I’m not quite in the Spectator-Redditor-Tyler faction myself, but I don’t exactly love Bohemian Rhapsody. A little of what Freddie Mercury described as its “pompous flair” definitely goes a long way for me, and bits of it are borderline unlistenable to my ears – “Scaramouche, scaramouche, will you do the fandango” is nails down a blackboard. There’s also the not-insignificant factor of just having heard it too many times – at weddings and karaoke sessions (where it remains the most popular song to perform), on greatest No 1s countdown shows, and during late-night viewings of Wayne’s World. Still, in the overplayed song stakes it doesn’t feel as fatigued as, say, Mr Brightside; that’s despite Bohemian Rhapsody having a 28-year head start in overfamiliarity on the Killers’ indie disco staple.
It’s probably not a coincidence that Bohemian Rhapsody doesn’t sound as exhaustingly overplayed as some of the worst offenders. For all its familiarity, half a century on there’s still an aura of complexity and mystery to the song. That’s evident not just in the musicianship, all those multitracked, million-part harmonies, but of course in its lyrics, which Mercury never unpacked, even reportedly to his bandmates. “People should just listen to it, think about it, and then make up their own minds as to what it says to them,” Mercury suggested, and into that vacuum interpretations have poured.
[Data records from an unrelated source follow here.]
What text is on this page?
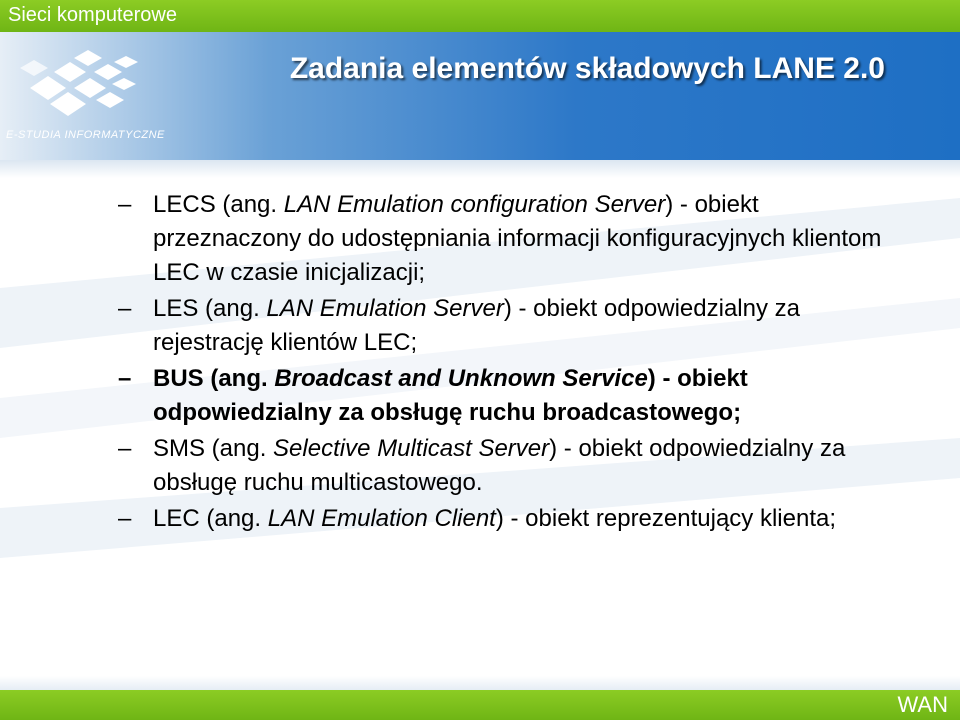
Sieci komputerowe
E-STUDIA INFORMATYCZNE
Zadania elementów składowych LANE 2.0
– LECS (ang. LAN Emulation configuration Server) - obiekt przeznaczony do udostępniania informacji konfiguracyjnych klientom LEC w czasie inicjalizacji;
– LES (ang. LAN Emulation Server) - obiekt odpowiedzialny za rejestrację klientów LEC;
– BUS (ang. Broadcast and Unknown Service) - obiekt odpowiedzialny za obsługę ruchu broadcastowego;
– SMS (ang. Selective Multicast Server) - obiekt odpowiedzialny za obsługę ruchu multicastowego.
– LEC (ang. LAN Emulation Client) - obiekt reprezentujący klienta;
WAN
Who is the man with the gun against his head, and who is the person pulling the trigger? Is it, as widely believed, Mercury coming to terms with his sexuality by killing his old, more straight-seeming self? (I’m intrigued by the theory that it’s actually a tribute to Herschel Grynszpan, the gay Jewish teen whose assassination of a German diplomat was used as a pretext for the events of Kristallnacht – though I’ve not seen that suggested anywhere else.) And what about that pomp rock middle section? Is there a meaning to the flurry of Gallileos and Figaros and fandangos, or is it just gibberish to facilitate the “tongue-in-cheek and mock-opera” feel Mercury said he was striving for? Or both?
It’s a song that has inspired endless fascination: just look at its Wikipedia page, with its hundreds of citations and footnotes. And, of course, it has inspired endless musicians too – though not in a conventional way. For all its uniqueness, Bohemian Rhapsody didn’t really usher in a new sound or genre: in fact, it represents the last knockings of one, prog rock, before it was washed away by the coming tide of punk. But instead Bohemian Rhapsody invented its own subcategory of song, a multipronged showstopper that could be replicated across genres and generations.
Today, as it nears the 3bn mark on Spotify and the 2bn mark on YouTube, it’s hard to imagine Bohemian Rhapsody ever fading into obscurity. In its singular strangeness, it feels future-proof. It’s walled off from changing tastes and genres, destined to be sung on hen dos and karaoke nights for decades to come, the unknowable song that everyone knows.